Let’s run down some real history of the Constitution and the founding of America for Mystal and any others who might be tempted to believe as he does.
The first legislative blows against slavery, really in the history of the world, came in the United States, when the Northern states began outlawing the institution during and in the years immediately following the Revolutionary War.
By 1804, all of them had passed legislation ending slavery.
Britain would not abolish slavery until 1833, over 50 years after the American colonies declared their independence.
Further, in 1787, the Continental Congress passed the Northwest Ordinance, as the Constitution was being drafted across the street in Philadelphia, barring the introduction of slavery into the territory that would become the states of Ohio, Michigan, Indiana, Illinois and Wisconsin.
The Constitution specifically authorized the federal government to ban the importation of slaves in 1808 (approximately 20 years from the date the document was ratified).
Congress, in fact, passed the legislation in 1807 because the lawmakers wanted the ban to take effect at the soonest possible date, Jan. 1, 1808. President Jefferson signed the bill into law.
Further, the Constitution contained a compromise that the Founders had reached, counting three-fifths of the state’s slave population when calculating the overall population for determining how many representatives a state would have in Congress.
The Southern states wanted to count their entire slave populations for representation purposes, but the Northern states were not willing to allow it.
The impact was to lessen the number of votes slave-holding interests held in the House of Representatives.
Both of these constitutional provisions were a recognition that slavery was a present evil, not something many of the Founders wanted to see continue in perpetuity.
So after millennia of human history in which slavery existed on every habitable continent, it was in the United States where the abolition movement took hold and bore legislative fruit in the Constitution and the laws of the Northern states.
Abolitionist and former slave Douglass argued convincingly that the Constitution was an anti-slavery document.
In his famous 1852 speech, “What to the Slave Is the Fourth of July?” Douglass said, “Now, take the Constitution according to its plain reading, and I defy the presentation of a single proslavery clause in it. On the other hand it will be found to contain principles and purposes, entirely hostile to the existence of slavery.”
Ultimately, President Lincoln and the North would oversee the demise of slavery on all American soil during the Civil War in the 1860s.
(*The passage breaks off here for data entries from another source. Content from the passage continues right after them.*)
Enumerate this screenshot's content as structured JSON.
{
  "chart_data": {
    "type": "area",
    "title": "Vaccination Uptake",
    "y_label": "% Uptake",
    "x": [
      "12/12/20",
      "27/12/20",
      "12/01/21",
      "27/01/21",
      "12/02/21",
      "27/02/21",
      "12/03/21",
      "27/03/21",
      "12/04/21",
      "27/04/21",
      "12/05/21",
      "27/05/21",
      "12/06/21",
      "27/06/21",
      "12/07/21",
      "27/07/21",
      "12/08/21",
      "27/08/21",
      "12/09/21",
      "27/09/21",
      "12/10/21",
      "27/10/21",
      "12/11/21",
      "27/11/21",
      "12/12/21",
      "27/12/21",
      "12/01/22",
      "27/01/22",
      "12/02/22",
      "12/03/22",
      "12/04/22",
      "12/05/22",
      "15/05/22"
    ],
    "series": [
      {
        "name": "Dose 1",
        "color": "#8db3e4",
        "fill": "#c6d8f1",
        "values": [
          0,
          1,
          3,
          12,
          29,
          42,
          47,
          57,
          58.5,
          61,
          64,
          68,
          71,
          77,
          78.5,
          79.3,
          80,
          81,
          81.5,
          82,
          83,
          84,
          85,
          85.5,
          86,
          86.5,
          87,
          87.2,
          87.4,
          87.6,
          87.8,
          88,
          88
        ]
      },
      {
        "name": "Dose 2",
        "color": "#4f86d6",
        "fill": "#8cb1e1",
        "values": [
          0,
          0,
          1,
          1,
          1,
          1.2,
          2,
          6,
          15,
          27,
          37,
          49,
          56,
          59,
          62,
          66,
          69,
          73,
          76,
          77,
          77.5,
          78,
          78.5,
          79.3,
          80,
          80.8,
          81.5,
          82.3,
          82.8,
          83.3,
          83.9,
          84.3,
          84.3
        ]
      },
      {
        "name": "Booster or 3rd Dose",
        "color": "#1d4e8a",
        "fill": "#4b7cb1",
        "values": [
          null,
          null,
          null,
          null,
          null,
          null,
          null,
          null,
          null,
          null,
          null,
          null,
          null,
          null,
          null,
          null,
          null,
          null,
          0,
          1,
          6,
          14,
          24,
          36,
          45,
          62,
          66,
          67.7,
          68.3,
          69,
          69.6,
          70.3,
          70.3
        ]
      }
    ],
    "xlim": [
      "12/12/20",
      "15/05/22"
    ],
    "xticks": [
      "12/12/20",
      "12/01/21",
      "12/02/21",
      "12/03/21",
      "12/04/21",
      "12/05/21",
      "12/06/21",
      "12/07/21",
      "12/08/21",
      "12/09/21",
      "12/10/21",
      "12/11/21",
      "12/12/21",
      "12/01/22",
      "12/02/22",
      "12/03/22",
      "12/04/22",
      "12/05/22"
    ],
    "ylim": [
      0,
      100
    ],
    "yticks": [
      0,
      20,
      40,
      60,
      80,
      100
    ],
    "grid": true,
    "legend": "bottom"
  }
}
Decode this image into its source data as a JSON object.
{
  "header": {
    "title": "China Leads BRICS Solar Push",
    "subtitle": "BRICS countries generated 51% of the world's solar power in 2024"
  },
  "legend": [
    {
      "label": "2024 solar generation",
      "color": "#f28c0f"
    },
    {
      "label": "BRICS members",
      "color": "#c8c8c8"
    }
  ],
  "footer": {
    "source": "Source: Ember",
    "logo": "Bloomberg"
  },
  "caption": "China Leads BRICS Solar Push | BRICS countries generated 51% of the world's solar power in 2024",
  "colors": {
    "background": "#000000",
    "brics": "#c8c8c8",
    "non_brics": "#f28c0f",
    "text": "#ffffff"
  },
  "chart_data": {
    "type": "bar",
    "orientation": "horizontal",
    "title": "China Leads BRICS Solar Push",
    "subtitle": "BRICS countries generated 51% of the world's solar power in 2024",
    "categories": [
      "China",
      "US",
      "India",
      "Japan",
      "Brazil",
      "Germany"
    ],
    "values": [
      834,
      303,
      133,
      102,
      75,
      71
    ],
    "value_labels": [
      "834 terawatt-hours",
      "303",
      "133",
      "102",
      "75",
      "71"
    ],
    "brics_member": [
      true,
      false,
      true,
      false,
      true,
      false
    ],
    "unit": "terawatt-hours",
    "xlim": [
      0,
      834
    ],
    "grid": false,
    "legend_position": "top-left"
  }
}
The Republican-controlled Congress then passed the three post-Civil War amendments outlawing slavery, guaranteeing equal protection under the law and securing the right to vote for African-Americans.
This history should be a source of great pride.
“Yes, there are racists in our society,” GOP Rep. Tom McClintock of California observed during a congressional hearing about reparations last year.
“There are racists of all colors in every society. It is the baser side of human nature,” he said, “but no nation has struggled harder to transcend that nature and isolate and marginalize its racists than have Americans.”
The Constitution and the amendments to it have been a central part of that effort.
Mystal is wrong.
The Constitution is not trash — rather it, along with the Declaration of Independence, launched the greatest experiment in liberty the world has ever seen, and we are the beneficiaries of it over 230 years later.